Some Trini Christmas highlights:

 

  • Traditional parang music is largely performed around Christmas time, when singers and players ( known as the parrandero) travel from house to house in the community, often joined by friends and neighbours using whatever instruments are at hand. In exchange for the entertainment, parranderos are traditionally given food and drink: pastelle, sorrel, rum and ponche crema (a form of alcoholic eggnog).

While traditional house-to-house caroling tradition is still practised by small groups and larger organized groups, modern parang music has also developed a season of staged performances called parang fiestas, held from October through to January each year, ending in a big parang competition.

  • Trinidadians spend Christmas eve house hopping between friends and family to spread cheer. celebrate and eat and drink.
  • They eat Pastelles which are meat and corn wrapped in a banana leaf. The making of the Pastelles is in itself a a lovely occasion for people to get together.
  • Music is very important.
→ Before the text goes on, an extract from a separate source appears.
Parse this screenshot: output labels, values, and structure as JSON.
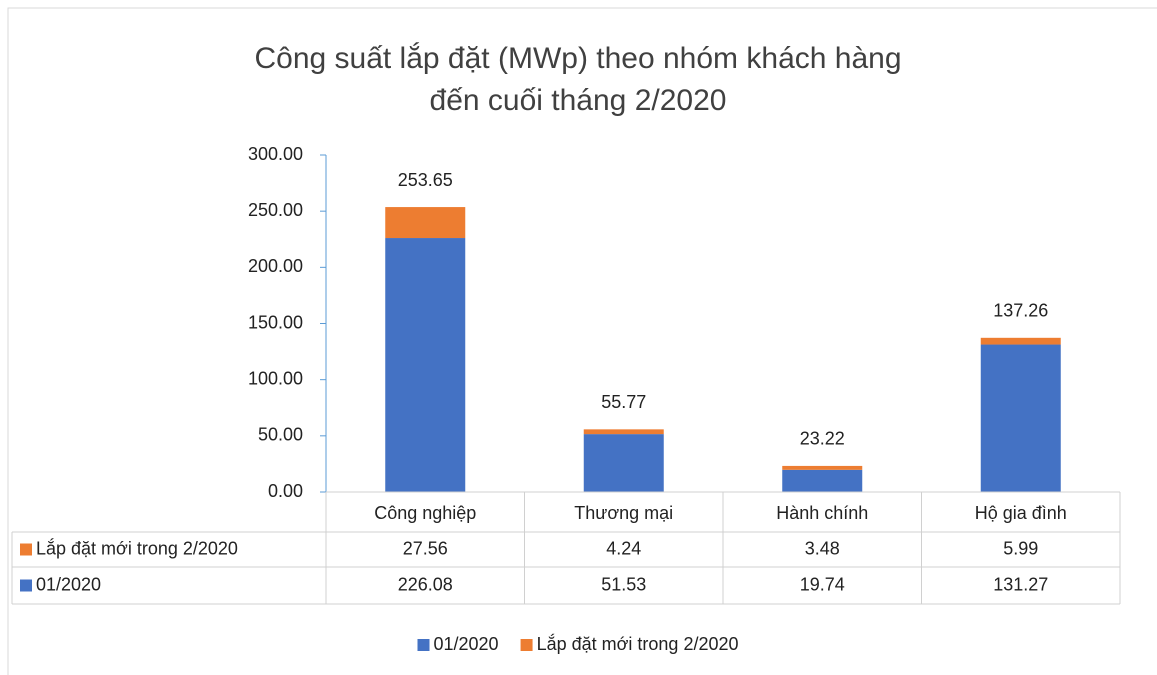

After all how can you dance with no tunes?
  • Ole years is a great celebration here and there are huge parties set up. For a small cost people can go to an all inclusive fete. This means that all food, drinks and DJ entertainment are included and a good time is guaranteed for all. Normally in the West if we pay to go to an event ( normally called a “Ball”) we would settle for nothing less than ball gowns and black tie. Here shorts and a cooler of beer is all that is required.
  • Once Ole years is done Carnival season officially kicks off. A series of fetes, sometimes more than one in a week, begins in early January. Let me just say that there is one week at school that not a lot of learning nor teaching happens. More on Carnival season to come later.
  • When the excesses of Christmas is over and all the rum and pork digested people start their Carnival shape up. This is when tons of people, (women) take to wearing lycra and walking really fast.

Those Carnival costumes are tiny.

 

From Trinidad to where ever you are, Merry Christmas! Have a warm and wonderful day.